The MLS policy did state players are allowed to use team facilities to train individually, but it stressed there could be no group workouts and only one player can actively use the gym or field at a time.
The only Orlando City players called in for training at the team facility were those recovering from injuries, a process that requires more one-on-one attention from staff, led by director of sports performance Skylar Richards. The rest of the team was told to wait out the weekend on their own time.

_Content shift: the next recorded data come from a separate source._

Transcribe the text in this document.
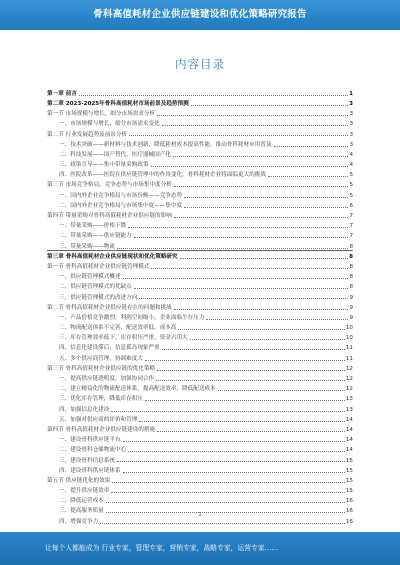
骨科高值耗材企业供应链建设和优化策略研究报告
内容目录
第一章 前言	1
第二章 2023-2025年骨科高值耗材市场前景及趋势预测	3
第一节 市场规模与增长，细分市场需求分析	3
一、市场规模与增长，细分市场需求变化	3
第二节 行业发展趋势及前景分析	3
一、技术突破——新材料与技术创新，降低耗材成本提高性能，推动骨科耗材应用普及	3
二、科技发展——国产替代，医疗器械国产化	4
三、政策引导——集中带量采购政策	4
四、医院改革——医院在供应链管理中的作用变化，骨科耗材企业将面临更大的挑战	5
第三节 市场竞争格局，竞争态势与市场集中度分析	5
一、国内外企业竞争格局与市场份额——竞争态势	5
二、国内外企业竞争格局与市场集中度——集中度	6
第四节 带量采购对骨科高值耗材企业供应链的影响	7
一、带量采购——价格下降	7
二、带量采购——供应链能力	7
三、带量采购——物流	8
第三章 骨科高值耗材企业供应链现状和优化策略研究	8
第一节 骨科高值耗材企业供应链管理模式	8
一、供应链管理模式概述	8
二、供应链管理模式的优缺点	8
三、供应链管理模式的改进方向	9
第二节 骨科高值耗材企业供应链存在的问题和挑战	9
一、产品价格竞争激烈，利润空间缩小，企业面临生存压力	9
二、物流配送体系不完善，配送效率低，成本高	10
三、库存管理效率低下，库存积压严重，资金占用大	10
四、信息化建设滞后，信息孤岛现象严重	11
五、多个供应商管理，协调难度大	11
第三节 骨科高值耗材企业供应链的优化策略	12
一、提高供应链透明度，加强协同合作	12
二、建立精益化的物流配送体系，提高配送效率，降低配送成本	12
三、优化库存管理，降低库存积压	13
四、加强信息化建设	13
五、加强对供应商的评价和管理	14
第四节 骨科高值耗材企业供应链建设的措施	14
一、建设骨科供应链平台	14
二、建设骨科仓储物流中心	14
三、建设骨科信息系统	15
四、建设骨科供应链体系	15
第五节 供应链优化的效果	15
一、提升供应链效率	15
二、降低运营成本	16
三、提高服务质量	16
四、增强竞争力	16
1
让每个人都能成为 行业专家，管理专家，营销专家，战略专家，运营专家……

The team didn’t provide any guidelines for social contact or self quarantining, although the medical staff suggested players stay away from large crowds and highly trafficked public areas. With a free weekend ahead of them, each player spent their time differently.
Rowe stuck close to home with his wife, doing his best to stay active in the confines of their house. Akindele lives near a series of trails, so he took his bike out for an extended ride on Friday. Defender Ruan posted a video of himself running on a treadmill at his apartment alongside his wife.
Other players headed out to find alternative training spots or enjoy the day around Orlando. Rookie Joey DeZart and strikers Benji Michel and Santiago Patiño put in a full-speed session with a personal trainer at High Soccer Arena on Friday, working on agility training and individual skills at the indoor facility. Rookie midfielder Jordan Bender took jet skis out for a ride at New Smyrna Beach.
For now, the players are stuck in a period of uncertainty. Rowe said he’s keeping an eye on his phone at all times, as the team keeps up to date through a WhatsApp group chat. The team still isn’t certain if training will start up again on Monday or even when the next game will be played.
Rowe and Akindele both noted the frustration of the suspension’s timing. Orlando City went through a grueling preseason, and with a new coach and high expectations, players were eager to dig into the season and build momentum by earning wins.
But for players across the team, there’s an understanding that the next month will be focused on the bigger picture off the pitch.
“We would love to be out there,” Akindele said. “But we understand, and I’m sure all the fans understand, that this is bigger than the game of soccer at this point. Everybody’s health and safety is more important than the game but the second we can be back out there we will be.”